02:14 There could be like 12 is going to be 46. And like this could just be anything. And so it doesn't, it's not sure that it wants to handle this on the type level. It can't say definitively that other object keys aren't present on objects that are being passed around. So object dot keys,

02:34 this means that this is loose, essentially loosely typed. And object dot entries is also, well, loosely typed, I think is the wrong phrase. I think this is the strongest type that TypeScript can properly provide in this situation. And if we have entries here, you can see that object dot entries,

02:53 we have an array of string and any array it looks like here. If we were to for each of these, we have, let me grab this out. We have a key and value here, and we can see that the key is just string. And then the value is going to be any in this situation.

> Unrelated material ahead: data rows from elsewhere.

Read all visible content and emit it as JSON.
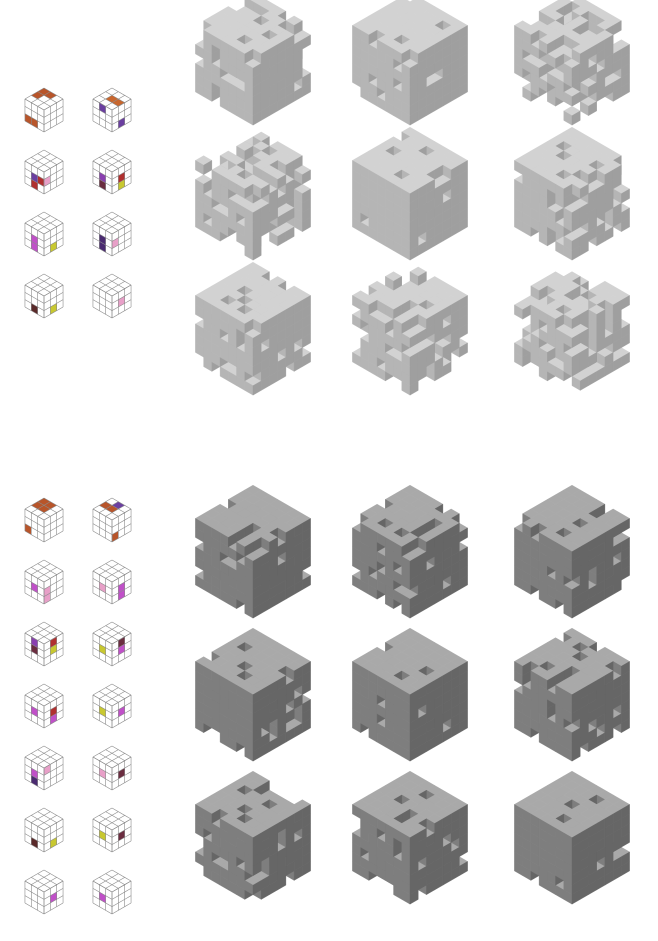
{
  "top_section": {
    "tile_icons": [
      {
        "faces": [
          {
            "face": "top",
            "cells": [
              [
                0,
                0,
                "#b8552a"
              ],
              [
                1,
                0,
                "#b8552a"
              ],
              [
                0,
                1,
                "#b8552a"
              ]
            ]
          },
          {
            "face": "left",
            "cells": [
              [
                0,
                2,
                "#b8552a"
              ],
              [
                1,
                2,
                "#b8552a"
              ]
            ]
          }
        ]
      },
      {
        "faces": [
          {
            "face": "top",
            "cells": [
              [
                1,
                1,
                "#c8662d"
              ],
              [
                2,
                1,
                "#c8662d"
              ]
            ]
          },
          {
            "face": "left",
            "cells": [
              [
                1,
                0,
                "#6b3fa0"
              ]
            ]
          },
          {
            "face": "right",
            "cells": [
              [
                1,
                2,
                "#6b3fa0"
              ]
            ]
          }
        ]
      },
      {
        "faces": [
          {
            "face": "left",
            "cells": [
              [
                1,
                1,
                "#6b3fa0"
              ],
              [
                2,
                1,
                "#b03030"
              ],
              [
                1,
                2,
                "#b03030"
              ]
            ]
          },
          {
            "face": "right",
            "cells": [
              [
                0,
                1,
                "#e8a0c8"
              ]
            ]
          }
        ]
      },
      {
        "faces": [
          {
            "face": "left",
            "cells": [
              [
                1,
                1,
                "#8a3fb0"
              ],
              [
                1,
                2,
                "#6b2d40"
              ]
            ]
          },
          {
            "face": "right",
            "cells": [
              [
                1,
                1,
                "#b03030"
              ],
              [
                1,
                2,
                "#c8c830"
              ]
            ]
          }
        ]
      },
      {
        "faces": [
          {
            "face": "left",
            "cells": [
              [
                1,
                1,
                "#c050c8"
              ],
              [
                1,
                2,
                "#c050c8"
              ]
            ]
          },
          {
            "face": "right",
            "cells": [
              [
                1,
                2,
                "#c8c830"
              ]
            ]
          }
        ]
      },
      {
        "faces": [
          {
            "face": "left",
            "cells": [
              [
                1,
                1,
                "#4a2a70"
              ],
              [
                1,
                2,
                "#4a2a70"
              ]
            ]
          },
          {
            "face": "right",
            "cells": [
              [
                0,
                1,
                "#e8a0c8"
              ]
            ]
          }
        ]
      },
      {
        "faces": [
          {
            "face": "left",
            "cells": [
              [
                1,
                2,
                "#5a2a2a"
              ]
            ]
          },
          {
            "face": "right",
            "cells": [
              [
                1,
                2,
                "#c8c830"
              ]
            ]
          }
        ]
      },
      {
        "faces": [
          {
            "face": "right",
            "cells": [
              [
                1,
                1,
                "#e8a0c8"
              ]
            ]
          }
        ]
      }
    ],
    "cube_renders": [
      {
        "seed": 3,
        "density": 0.72,
        "tone": "light"
      },
      {
        "seed": 7,
        "density": 0.9,
        "tone": "light"
      },
      {
        "seed": 11,
        "density": 0.55,
        "tone": "light"
      },
      {
        "seed": 13,
        "density": 0.5,
        "tone": "light"
      },
      {
        "seed": 17,
        "density": 0.92,
        "tone": "light"
      },
      {
        "seed": 19,
        "density": 0.75,
        "tone": "light"
      },
      {
        "seed": 23,
        "density": 0.8,
        "tone": "light"
      },
      {
        "seed": 29,
        "density": 0.68,
        "tone": "light"
      },
      {
        "seed": 31,
        "density": 0.58,
        "tone": "light"
      }
    ]
  },
  "bottom_section": {
    "tile_icons": [
      {
        "faces": [
          {
            "face": "top",
            "cells": [
              [
                0,
                0,
                "#b8552a"
              ],
              [
                1,
                0,
                "#b8552a"
              ],
              [
                0,
                1,
                "#b8552a"
              ],
              [
                1,
                1,
                "#b8552a"
              ]
            ]
          },
          {
            "face": "left",
            "cells": [
              [
                0,
                2,
                "#b8552a"
              ]
            ]
          }
        ]
      },
      {
        "faces": [
          {
            "face": "top",
            "cells": [
              [
                1,
                0,
                "#6b3fa0"
              ],
              [
                0,
                1,
                "#b8552a"
              ],
              [
                1,
                1,
                "#b8552a"
              ]
            ]
          },
          {
            "face": "right",
            "cells": [
              [
                0,
                2,
                "#b8552a"
              ]
            ]
          }
        ]
      },
      {
        "faces": [
          {
            "face": "left",
            "cells": [
              [
                1,
                1,
                "#c050c8"
              ]
            ]
          },
          {
            "face": "right",
            "cells": [
              [
                0,
                1,
                "#e8a0c8"
              ],
              [
                0,
                2,
                "#e8a0c8"
              ]
            ]
          }
        ]
      },
      {
        "faces": [
          {
            "face": "left",
            "cells": [
              [
                1,
                1,
                "#e8a0c8"
              ]
            ]
          },
          {
            "face": "right",
            "cells": [
              [
                1,
                1,
                "#c050c8"
              ],
              [
                1,
                2,
                "#c050c8"
              ]
            ]
          }
        ]
      },
      {
        "faces": [
          {
            "face": "left",
            "cells": [
              [
                1,
                0,
                "#8a3fb0"
              ],
              [
                1,
                1,
                "#6b2d40"
              ]
            ]
          },
          {
            "face": "right",
            "cells": [
              [
                1,
                0,
                "#b03030"
              ],
              [
                1,
                1,
                "#c8c830"
              ]
            ]
          }
        ]
      },
      {
        "faces": [
          {
            "face": "left",
            "cells": [
              [
                1,
                1,
                "#c8c830"
              ]
            ]
          },
          {
            "face": "right",
            "cells": [
              [
                1,
                0,
                "#6b2d40"
              ],
              [
                1,
                1,
                "#c050c8"
              ]
            ]
          }
        ]
      },
      {
        "faces": [
          {
            "face": "left",
            "cells": [
              [
                1,
                1,
                "#c050c8"
              ]
            ]
          },
          {
            "face": "right",
            "cells": [
              [
                1,
                1,
                "#b03030"
              ],
              [
                1,
                2,
                "#c050c8"
              ]
            ]
          }
        ]
      },
      {
        "faces": [
          {
            "face": "left",
            "cells": [
              [
                1,
                1,
                "#c8c830"
              ]
            ]
          },
          {
            "face": "right",
            "cells": [
              [
                1,
                1,
                "#c050c8"
              ]
            ]
          }
        ]
      },
      {
        "faces": [
          {
            "face": "left",
            "cells": [
              [
                1,
                1,
                "#c050c8"
              ],
              [
                1,
                2,
                "#4a2a70"
              ]
            ]
          },
          {
            "face": "right",
            "cells": [
              [
                0,
                0,
                "#e8a0c8"
              ]
            ]
          }
        ]
      },
      {
        "faces": [
          {
            "face": "left",
            "cells": [
              [
                1,
                1,
                "#e8a0c8"
              ]
            ]
          },
          {
            "face": "right",
            "cells": [
              [
                1,
                1,
                "#6b2d40"
              ]
            ]
          }
        ]
      },
      {
        "faces": [
          {
            "face": "left",
            "cells": [
              [
                1,
                2,
                "#5a2a2a"
              ]
            ]
          },
          {
            "face": "right",
            "cells": [
              [
                1,
                2,
                "#c8c830"
              ]
            ]
          }
        ]
      },
      {
        "faces": [
          {
            "face": "left",
            "cells": [
              [
                1,
                1,
                "#c8c830"
              ]
            ]
          },
          {
            "face": "right",
            "cells": [
              [
                1,
                1,
                "#6b2d40"
              ]
            ]
          }
        ]
      },
      {
        "faces": [
          {
            "face": "right",
            "cells": [
              [
                1,
                1,
                "#c050c8"
              ]
            ]
          }
        ]
      },
      {
        "faces": [
          {
            "face": "left",
            "cells": [
              [
                1,
                1,
                "#c050c8"
              ]
            ]
          }
        ]
      }
    ],
    "cube_renders": [
      {
        "seed": 37,
        "density": 0.85,
        "tone": "dark"
      },
      {
        "seed": 41,
        "density": 0.82,
        "tone": "dark"
      },
      {
        "seed": 43,
        "density": 0.9,
        "tone": "dark"
      },
      {
        "seed": 47,
        "density": 0.88,
        "tone": "dark"
      },
      {
        "seed": 53,
        "density": 0.9,
        "tone": "dark"
      },
      {
        "seed": 59,
        "density": 0.85,
        "tone": "dark"
      },
      {
        "seed": 61,
        "density": 0.86,
        "tone": "dark"
      },
      {
        "seed": 67,
        "density": 0.88,
        "tone": "dark"
      },
      {
        "seed": 71,
        "density": 0.9,
        "tone": "dark"
      }
    ]
  },
  "palette": {
    "light_top": "#d2d2d2",
    "light_left": "#b5b5b5",
    "light_right": "#9f9f9f",
    "dark_top": "#a9a9a9",
    "dark_left": "#7e7e7e",
    "dark_right": "#666666",
    "grid_line": "#8a8a8a"
  }
}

03:13 So this is pretty like unintuitive to people when they first see this and they think, Oh, TypeScript, object dot keys. Maybe they've just got that wrong. That doesn't seem right at all. Whereas if you understand that TypeScript doesn't deal in precise object types, it only handles like it lets you pass excess properties all over the place.

03:31 Then the looseness or the perceived looseness of object dot keys and object dot entries will start to feel like it makes a bit more sense. And hopefully this, like the problem of iterating over objects is still there. And we're going to look at that in a future exercise.